The potential biomarkers were verified in 55 blind test cases of CHB with two Syndromes (Dampness-Heat Syndrome (DH) and Non-Dampness-Heat Syndrome (NDH)) for Syndrome classification. Using only the potential biomarkers or only the clinical symptoms and indicators did not differentiate the two syndromes satisfactorily (Figures 4(a) and 4(b)); however, by including metabolites, symptoms, and clinical indicators in the analysis, resulted in a stronger differentiation (Figure 4(c)). It is worth mentioning that former classifications (in Sections 3.1 and 3.2) were performed by supervised OPLS, owing to the complexity of clinical samples. However, the DH could be classified from NDH by unsupervised PCA in this verification with the selected biomarkers, which revealed the strong ability of DH differentiation, though they need further verification in clinical.

Figure 4

PCA score plot of DH versus NDH with potential biomarkers. (a) PCA score plot of DH and NDH only by symptoms and clinical indicators. (b) PCA score plot of DH and NDH only by metabolites. (c) PCA score plot of DH and NDH by macro-micro biomarkers from the integration of differential metabolites, hierarchical corresponding symptoms and clinical indicators.

4. Discussion

In this study, we attempted to explore the macro-micro biomarkers of DH, which could provide the feasibility and robustness for syndrome differentiation. The selected metabolites of DH were considered to be related with the pathogenesis. By analysis of KEGG (http://www.genome.jp/kegg/), the 11 metabolic markers are related to biosynthesis of secondary metabolism, microbial metabolism in diverse environments, carbon fixation pathway in prokaryote, proteins digestion and absorption, and carbohydrate digestion and absorption, which could be classified in microbial metabolism and digestive capacity. These may correspond with “the disorder in transportation and transformation of the essence from food and drink” in TCM, which was regarded as one important reason for Dampness-Heat Syndrome [18, 19].

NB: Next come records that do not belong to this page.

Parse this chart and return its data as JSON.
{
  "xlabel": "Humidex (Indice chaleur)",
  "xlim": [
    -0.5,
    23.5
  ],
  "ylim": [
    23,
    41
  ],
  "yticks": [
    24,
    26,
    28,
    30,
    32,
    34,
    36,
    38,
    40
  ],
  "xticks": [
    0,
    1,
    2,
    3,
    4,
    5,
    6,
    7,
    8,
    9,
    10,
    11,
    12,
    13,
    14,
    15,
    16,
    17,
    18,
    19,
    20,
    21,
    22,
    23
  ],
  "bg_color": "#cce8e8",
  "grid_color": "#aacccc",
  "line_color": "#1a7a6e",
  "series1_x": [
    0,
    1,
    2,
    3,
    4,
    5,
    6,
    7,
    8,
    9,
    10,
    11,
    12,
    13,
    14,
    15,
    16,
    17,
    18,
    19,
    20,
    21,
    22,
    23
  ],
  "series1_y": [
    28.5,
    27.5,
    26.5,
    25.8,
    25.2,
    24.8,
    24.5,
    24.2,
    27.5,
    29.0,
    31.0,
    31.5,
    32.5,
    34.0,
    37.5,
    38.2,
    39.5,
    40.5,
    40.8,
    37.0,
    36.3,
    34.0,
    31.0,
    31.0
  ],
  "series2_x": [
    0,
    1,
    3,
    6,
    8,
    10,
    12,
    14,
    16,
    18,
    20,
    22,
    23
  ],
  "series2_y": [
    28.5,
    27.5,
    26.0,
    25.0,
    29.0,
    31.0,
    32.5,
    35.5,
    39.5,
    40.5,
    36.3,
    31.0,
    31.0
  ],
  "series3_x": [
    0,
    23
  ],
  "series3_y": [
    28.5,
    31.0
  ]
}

Aspartate transaminase (AST) is the only clinical indicator in our biomarkers. It may suggest that the clinical indicators are limited to classify the syndromes. But AST has been reported to be connected to DH, with odds ratio (OR) value equal to 5.49 [20]. There is thus strong evidence that DH reflects inflammation of the liver damage.

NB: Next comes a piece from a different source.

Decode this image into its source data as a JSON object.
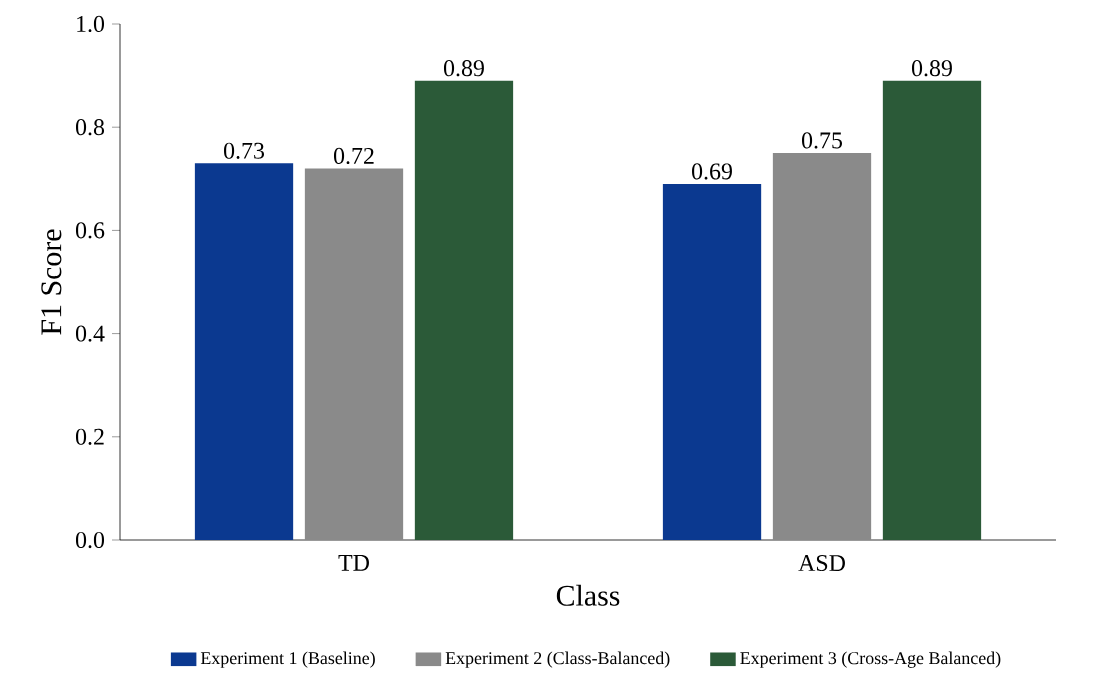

Tongue diagnosis is of great importance for syndrome differentiation in TCM, determining the treating principle, prescribing a formula, and predicting the prognosis [21]. Except string-like pulse, other differential symptoms are the characterization of tongue, which is one of the direct objective bases for TCM clinical diagnosis and treatment. In our opinion, pulse diagnosis is as important as tongue diagnosis, so ultimately a more comprehensive analysis for the combination of them is needed.

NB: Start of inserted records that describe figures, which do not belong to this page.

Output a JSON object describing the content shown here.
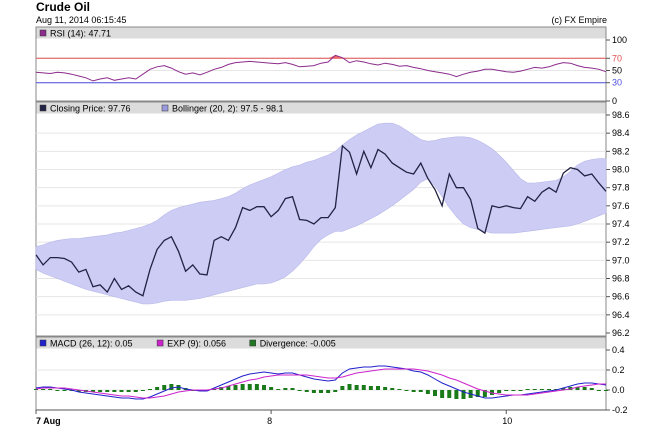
{
  "header": {
    "title": "Crude Oil",
    "timestamp": "Aug 11, 2014 06:15:45",
    "credit": "(c) FX Empire"
  },
  "chart_data": [
    {
      "type": "line",
      "panel": "rsi",
      "legend": [
        {
          "key": "rsi",
          "label": "RSI (14): 47.71",
          "color": "#8b2b8b"
        }
      ],
      "ylim": [
        0,
        100
      ],
      "yticks": [
        "100",
        "70",
        "50",
        "30",
        "0"
      ],
      "ytick_values": [
        100,
        70,
        50,
        30,
        0
      ],
      "ytick_colors": [
        "#000000",
        "#e05050",
        "#000000",
        "#5050e0",
        "#000000"
      ],
      "overbought": 70,
      "oversold": 30,
      "values": [
        47,
        46,
        45,
        47,
        46,
        44,
        41,
        38,
        33,
        36,
        38,
        34,
        36,
        38,
        36,
        44,
        52,
        56,
        58,
        54,
        48,
        44,
        46,
        43,
        47,
        52,
        55,
        60,
        63,
        64,
        65,
        64,
        63,
        62,
        61,
        63,
        60,
        56,
        57,
        58,
        62,
        64,
        75,
        71,
        63,
        66,
        64,
        61,
        59,
        62,
        60,
        57,
        58,
        55,
        53,
        50,
        48,
        46,
        44,
        40,
        44,
        47,
        49,
        52,
        52,
        50,
        48,
        47,
        49,
        52,
        55,
        54,
        56,
        60,
        63,
        62,
        58,
        55,
        54,
        52,
        48
      ]
    },
    {
      "type": "line",
      "panel": "price",
      "legend": [
        {
          "key": "close",
          "label": "Closing Price: 97.76",
          "color": "#222244"
        },
        {
          "key": "boll",
          "label": "Bollinger (20, 2): 97.5 - 98.1",
          "color": "#9999dd"
        }
      ],
      "ylim": [
        96.2,
        98.6
      ],
      "yticks": [
        "98.6",
        "98.4",
        "98.2",
        "98.0",
        "97.8",
        "97.6",
        "97.4",
        "97.2",
        "97.0",
        "96.8",
        "96.6",
        "96.4",
        "96.2"
      ],
      "ytick_values": [
        98.6,
        98.4,
        98.2,
        98.0,
        97.8,
        97.6,
        97.4,
        97.2,
        97.0,
        96.8,
        96.6,
        96.4,
        96.2
      ],
      "close": [
        97.06,
        96.95,
        97.03,
        97.03,
        97.02,
        96.98,
        96.87,
        96.9,
        96.71,
        96.73,
        96.65,
        96.8,
        96.68,
        96.72,
        96.65,
        96.61,
        96.9,
        97.12,
        97.22,
        97.26,
        97.1,
        96.88,
        96.95,
        96.85,
        96.84,
        97.22,
        97.26,
        97.22,
        97.36,
        97.58,
        97.55,
        97.59,
        97.59,
        97.48,
        97.55,
        97.68,
        97.7,
        97.45,
        97.44,
        97.4,
        97.47,
        97.47,
        97.58,
        98.26,
        98.19,
        97.95,
        98.2,
        98.02,
        98.22,
        98.17,
        98.07,
        98.02,
        97.97,
        97.95,
        98.07,
        97.9,
        97.78,
        97.6,
        97.95,
        97.8,
        97.8,
        97.67,
        97.35,
        97.3,
        97.6,
        97.58,
        97.6,
        97.58,
        97.57,
        97.7,
        97.65,
        97.75,
        97.8,
        97.75,
        97.96,
        98.02,
        98.0,
        97.93,
        97.95,
        97.85,
        97.76
      ],
      "boll_upper": [
        97.15,
        97.17,
        97.2,
        97.22,
        97.23,
        97.24,
        97.24,
        97.25,
        97.26,
        97.27,
        97.28,
        97.3,
        97.31,
        97.33,
        97.35,
        97.37,
        97.4,
        97.44,
        97.5,
        97.55,
        97.58,
        97.6,
        97.62,
        97.64,
        97.65,
        97.66,
        97.68,
        97.7,
        97.74,
        97.79,
        97.83,
        97.86,
        97.89,
        97.92,
        97.96,
        98.0,
        98.03,
        98.05,
        98.08,
        98.1,
        98.13,
        98.16,
        98.2,
        98.27,
        98.33,
        98.38,
        98.42,
        98.46,
        98.5,
        98.51,
        98.51,
        98.48,
        98.43,
        98.38,
        98.33,
        98.31,
        98.32,
        98.34,
        98.35,
        98.36,
        98.36,
        98.35,
        98.32,
        98.28,
        98.23,
        98.16,
        98.08,
        97.99,
        97.9,
        97.85,
        97.85,
        97.86,
        97.87,
        97.88,
        97.92,
        97.98,
        98.05,
        98.09,
        98.11,
        98.12,
        98.12
      ],
      "boll_lower": [
        96.9,
        96.86,
        96.83,
        96.8,
        96.77,
        96.74,
        96.71,
        96.68,
        96.66,
        96.64,
        96.62,
        96.6,
        96.58,
        96.56,
        96.54,
        96.52,
        96.52,
        96.53,
        96.55,
        96.56,
        96.56,
        96.56,
        96.57,
        96.58,
        96.6,
        96.62,
        96.64,
        96.66,
        96.68,
        96.7,
        96.72,
        96.74,
        96.74,
        96.75,
        96.78,
        96.82,
        96.88,
        96.96,
        97.05,
        97.15,
        97.23,
        97.28,
        97.32,
        97.32,
        97.35,
        97.38,
        97.42,
        97.46,
        97.5,
        97.55,
        97.6,
        97.66,
        97.72,
        97.78,
        97.86,
        97.9,
        97.82,
        97.7,
        97.58,
        97.48,
        97.4,
        97.36,
        97.34,
        97.32,
        97.3,
        97.3,
        97.3,
        97.3,
        97.31,
        97.32,
        97.33,
        97.34,
        97.35,
        97.36,
        97.37,
        97.38,
        97.4,
        97.43,
        97.46,
        97.49,
        97.52
      ]
    },
    {
      "type": "line",
      "panel": "macd",
      "legend": [
        {
          "key": "macd",
          "label": "MACD (26, 12): 0.05",
          "color": "#2020cc"
        },
        {
          "key": "exp",
          "label": "EXP (9): 0.056",
          "color": "#cc22cc"
        },
        {
          "key": "div",
          "label": "Divergence: -0.005",
          "color": "#227722"
        }
      ],
      "ylim": [
        -0.2,
        0.4
      ],
      "yticks": [
        "0.4",
        "0.2",
        "0.0",
        "-0.2"
      ],
      "ytick_values": [
        0.4,
        0.2,
        0.0,
        -0.2
      ],
      "macd": [
        0.02,
        0.03,
        0.03,
        0.02,
        0.01,
        0.0,
        -0.02,
        -0.03,
        -0.04,
        -0.05,
        -0.06,
        -0.07,
        -0.08,
        -0.08,
        -0.09,
        -0.09,
        -0.07,
        -0.04,
        -0.01,
        0.02,
        0.03,
        0.01,
        0.0,
        -0.01,
        -0.01,
        0.02,
        0.05,
        0.08,
        0.11,
        0.14,
        0.16,
        0.17,
        0.18,
        0.17,
        0.16,
        0.17,
        0.17,
        0.15,
        0.13,
        0.11,
        0.1,
        0.09,
        0.1,
        0.17,
        0.21,
        0.22,
        0.23,
        0.23,
        0.24,
        0.24,
        0.23,
        0.22,
        0.21,
        0.19,
        0.18,
        0.15,
        0.11,
        0.07,
        0.04,
        0.01,
        -0.02,
        -0.04,
        -0.06,
        -0.08,
        -0.08,
        -0.07,
        -0.06,
        -0.05,
        -0.05,
        -0.04,
        -0.03,
        -0.02,
        -0.01,
        0.0,
        0.02,
        0.04,
        0.06,
        0.07,
        0.07,
        0.06,
        0.05
      ],
      "exp": [
        0.01,
        0.02,
        0.02,
        0.02,
        0.02,
        0.01,
        0.0,
        -0.01,
        -0.02,
        -0.03,
        -0.04,
        -0.05,
        -0.06,
        -0.06,
        -0.07,
        -0.08,
        -0.08,
        -0.07,
        -0.06,
        -0.04,
        -0.02,
        -0.01,
        0.0,
        0.0,
        0.0,
        0.01,
        0.02,
        0.04,
        0.06,
        0.08,
        0.1,
        0.11,
        0.13,
        0.14,
        0.15,
        0.15,
        0.15,
        0.15,
        0.15,
        0.14,
        0.13,
        0.12,
        0.12,
        0.13,
        0.15,
        0.17,
        0.18,
        0.19,
        0.2,
        0.21,
        0.21,
        0.21,
        0.21,
        0.21,
        0.2,
        0.19,
        0.17,
        0.15,
        0.12,
        0.1,
        0.07,
        0.04,
        0.01,
        -0.01,
        -0.03,
        -0.04,
        -0.05,
        -0.05,
        -0.05,
        -0.05,
        -0.04,
        -0.03,
        -0.02,
        -0.01,
        0.0,
        0.01,
        0.03,
        0.04,
        0.05,
        0.06,
        0.06
      ],
      "divergence": [
        0.01,
        0.01,
        0.01,
        0.0,
        -0.01,
        -0.01,
        -0.02,
        -0.02,
        -0.02,
        -0.02,
        -0.02,
        -0.02,
        -0.02,
        -0.02,
        -0.02,
        -0.01,
        0.01,
        0.03,
        0.05,
        0.06,
        0.05,
        0.02,
        0.0,
        -0.01,
        -0.01,
        0.01,
        0.03,
        0.04,
        0.05,
        0.06,
        0.06,
        0.06,
        0.05,
        0.03,
        0.01,
        0.02,
        0.02,
        0.0,
        -0.02,
        -0.03,
        -0.03,
        -0.03,
        -0.02,
        0.04,
        0.06,
        0.05,
        0.05,
        0.04,
        0.04,
        0.03,
        0.02,
        0.01,
        0.0,
        -0.02,
        -0.02,
        -0.04,
        -0.06,
        -0.08,
        -0.08,
        -0.09,
        -0.09,
        -0.08,
        -0.07,
        -0.07,
        -0.05,
        -0.03,
        -0.01,
        0.0,
        0.0,
        0.01,
        0.01,
        0.01,
        0.01,
        0.01,
        0.02,
        0.03,
        0.03,
        0.03,
        0.02,
        0.0,
        -0.01
      ]
    }
  ],
  "x_axis": {
    "ticks": [
      {
        "label": "7 Aug",
        "index": 0,
        "bold": true
      },
      {
        "label": "8",
        "index": 33,
        "bold": false
      },
      {
        "label": "10",
        "index": 66,
        "bold": false
      }
    ]
  }
}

Although only metabonomics was utilized in this study, we suggest that it would be valuable to expand beyond Metabonomics to system biology owing to the similarity between the various omics. Including a full System Biology approach to the determination of informative biomarkers will provide a more comprehensive and accurate syndrome differentiation. We thus suggest that genes, proteins, metabolites, and clinical information should all be integrated in future analyses.

5. Conclusion

This study is the first time that biomarkers of DH were obtained by a macro-micro approach with the integration of omic and clinical information to provide an effective and objective and repeatable approach for Chinese personalized medicine. Moreover, the preliminary verification indicated the feasibility and robustness of the approach for dampness-heat syndrome differentiation. Thus, these DH biomarkers could be used to provide a foundation on which we can to develop a possible population-screening tool for selecting target individuals and for creating an evaluation index for personalized treatment based on syndrome differentiation.